Generalized second law of thermodynamics on the apparent horizon in modified Gauss-Bonnet gravity

TL;DR

This paper investigates the validity of the generalized second law of thermodynamics in modified Gauss-Bonnet gravity within a cosmological setting, analyzing two models' dynamics and thermodynamic behavior during universe evolution.

Contribution

It introduces a numerical analysis of GSL in f(G)-gravity models, exploring their cosmological evolution and thermodynamic stability, which is a novel approach in this context.

Findings

Both models have stable de Sitter attractors.

GSL holds during radiation/matter epochs but can be violated during late-time acceleration.

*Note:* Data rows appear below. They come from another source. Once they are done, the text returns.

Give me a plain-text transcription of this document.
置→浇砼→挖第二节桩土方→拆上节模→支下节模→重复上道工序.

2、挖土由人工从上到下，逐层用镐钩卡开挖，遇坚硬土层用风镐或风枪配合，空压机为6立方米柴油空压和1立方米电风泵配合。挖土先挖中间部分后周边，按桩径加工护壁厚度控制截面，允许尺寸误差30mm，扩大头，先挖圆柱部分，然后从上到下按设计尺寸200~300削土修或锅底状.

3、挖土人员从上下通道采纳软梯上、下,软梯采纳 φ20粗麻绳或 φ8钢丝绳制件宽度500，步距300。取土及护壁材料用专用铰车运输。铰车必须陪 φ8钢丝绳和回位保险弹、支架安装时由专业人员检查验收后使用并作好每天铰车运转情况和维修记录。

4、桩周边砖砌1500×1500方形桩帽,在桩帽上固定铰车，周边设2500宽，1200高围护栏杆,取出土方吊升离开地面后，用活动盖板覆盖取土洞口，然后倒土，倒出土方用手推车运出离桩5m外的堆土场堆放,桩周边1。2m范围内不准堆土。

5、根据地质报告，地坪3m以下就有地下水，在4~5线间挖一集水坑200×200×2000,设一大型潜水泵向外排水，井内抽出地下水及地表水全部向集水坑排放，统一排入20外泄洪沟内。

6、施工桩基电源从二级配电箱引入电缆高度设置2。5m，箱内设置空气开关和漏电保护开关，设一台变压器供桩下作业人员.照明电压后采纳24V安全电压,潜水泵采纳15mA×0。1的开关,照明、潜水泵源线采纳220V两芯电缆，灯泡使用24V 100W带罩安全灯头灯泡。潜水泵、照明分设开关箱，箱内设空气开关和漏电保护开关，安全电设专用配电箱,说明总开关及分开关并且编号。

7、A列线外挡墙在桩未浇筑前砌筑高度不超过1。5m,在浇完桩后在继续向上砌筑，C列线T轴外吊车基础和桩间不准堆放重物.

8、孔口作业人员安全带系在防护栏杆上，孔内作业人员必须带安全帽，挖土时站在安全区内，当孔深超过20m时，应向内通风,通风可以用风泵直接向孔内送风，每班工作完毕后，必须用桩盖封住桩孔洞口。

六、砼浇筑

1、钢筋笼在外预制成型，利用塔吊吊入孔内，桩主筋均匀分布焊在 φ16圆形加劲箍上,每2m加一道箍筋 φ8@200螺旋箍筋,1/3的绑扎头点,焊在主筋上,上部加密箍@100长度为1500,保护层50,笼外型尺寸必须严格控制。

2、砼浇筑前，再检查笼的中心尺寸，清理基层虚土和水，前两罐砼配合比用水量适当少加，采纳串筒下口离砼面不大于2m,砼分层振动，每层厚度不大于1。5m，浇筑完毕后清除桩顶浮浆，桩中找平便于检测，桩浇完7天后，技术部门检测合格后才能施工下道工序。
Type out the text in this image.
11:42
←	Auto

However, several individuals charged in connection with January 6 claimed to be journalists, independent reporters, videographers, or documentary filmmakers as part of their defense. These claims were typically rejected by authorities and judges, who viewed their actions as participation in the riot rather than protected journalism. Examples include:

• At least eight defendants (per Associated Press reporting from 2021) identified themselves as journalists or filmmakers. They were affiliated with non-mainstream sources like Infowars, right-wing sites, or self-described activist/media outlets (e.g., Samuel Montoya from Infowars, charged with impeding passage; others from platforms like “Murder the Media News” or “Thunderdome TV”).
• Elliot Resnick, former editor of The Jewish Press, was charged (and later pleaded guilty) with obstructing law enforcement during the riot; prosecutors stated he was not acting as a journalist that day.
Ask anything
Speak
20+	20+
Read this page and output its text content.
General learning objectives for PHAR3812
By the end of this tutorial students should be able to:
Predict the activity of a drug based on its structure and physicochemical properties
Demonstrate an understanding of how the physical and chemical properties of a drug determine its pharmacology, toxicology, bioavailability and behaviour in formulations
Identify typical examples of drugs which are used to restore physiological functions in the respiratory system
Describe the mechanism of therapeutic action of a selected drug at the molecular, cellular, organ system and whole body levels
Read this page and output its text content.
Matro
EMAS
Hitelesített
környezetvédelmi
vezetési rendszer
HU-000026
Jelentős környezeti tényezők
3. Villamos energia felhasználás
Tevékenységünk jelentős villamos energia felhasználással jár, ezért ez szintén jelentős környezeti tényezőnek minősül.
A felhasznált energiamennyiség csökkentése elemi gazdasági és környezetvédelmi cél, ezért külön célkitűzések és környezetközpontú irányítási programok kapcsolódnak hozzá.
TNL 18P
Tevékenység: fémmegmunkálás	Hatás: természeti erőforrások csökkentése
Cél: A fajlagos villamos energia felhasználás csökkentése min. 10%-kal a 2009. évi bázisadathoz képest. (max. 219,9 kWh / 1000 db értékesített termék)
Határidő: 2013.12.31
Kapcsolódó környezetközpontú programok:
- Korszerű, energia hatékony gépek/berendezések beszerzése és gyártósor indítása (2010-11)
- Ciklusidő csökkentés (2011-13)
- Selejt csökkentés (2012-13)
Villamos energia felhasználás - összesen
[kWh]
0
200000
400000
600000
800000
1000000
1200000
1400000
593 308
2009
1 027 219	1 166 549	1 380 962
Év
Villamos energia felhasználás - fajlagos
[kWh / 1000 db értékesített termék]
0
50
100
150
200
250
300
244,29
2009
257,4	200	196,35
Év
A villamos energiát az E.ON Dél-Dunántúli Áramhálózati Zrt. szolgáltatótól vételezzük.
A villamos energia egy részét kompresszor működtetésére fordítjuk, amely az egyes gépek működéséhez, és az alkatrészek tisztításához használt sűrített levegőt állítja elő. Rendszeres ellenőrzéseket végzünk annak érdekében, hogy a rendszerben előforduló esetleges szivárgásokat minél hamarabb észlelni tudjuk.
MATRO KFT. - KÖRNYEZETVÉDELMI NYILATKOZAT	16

The models exhibit behavior similar to LCDM during early epochs.

Abstract

Modified gravity and generalized second law (GSL) of thermodynamics are interesting topics in the modern cosmology. In this regard, we investigate the GSL of gravitational thermodynamics in the framework of modified Gauss-Bonnet gravity or f(G)-gravity. We consider a spatially FRW universe filled with the matter and radiation enclosed by the dynamical apparent horizon with the Hawking temperature. For two viable f(G) models, we first numerically solve the set of differential equations governing the dynamics of f(G)-gravity. Then, we obtain the evolutions of the Hubble parameter, the Gauss-Bonnet curvature invariant term, the density and equation of state parameters as well as the deceleration parameter. In addition, we check the energy conditions for both models and finally examine the validity of the GSL. For the selected f(G) models, we conclude that both models have a stable de Sitter attractor. The equation of state parameters behave quite similar to those of the LCDM model in the radiation/matter dominated epochs, then they enter the phantom region before reaching the de Sitter attractor with w=-1. The deceleration parameter starts from the radiation/matter dominated eras, then transits from a cosmic deceleration to acceleration and finally approaches a de Sitter regime at late times, as expected. Furthermore, the GSL is respected for both models during the standard radiation/matter dominated epochs. Thereafter when the universe becomes accelerating, the GSL is violated in some ranges of scale factor. At late times, the evolution of the GSL predicts an adiabatic behavior for the accelerated expansion of the universe.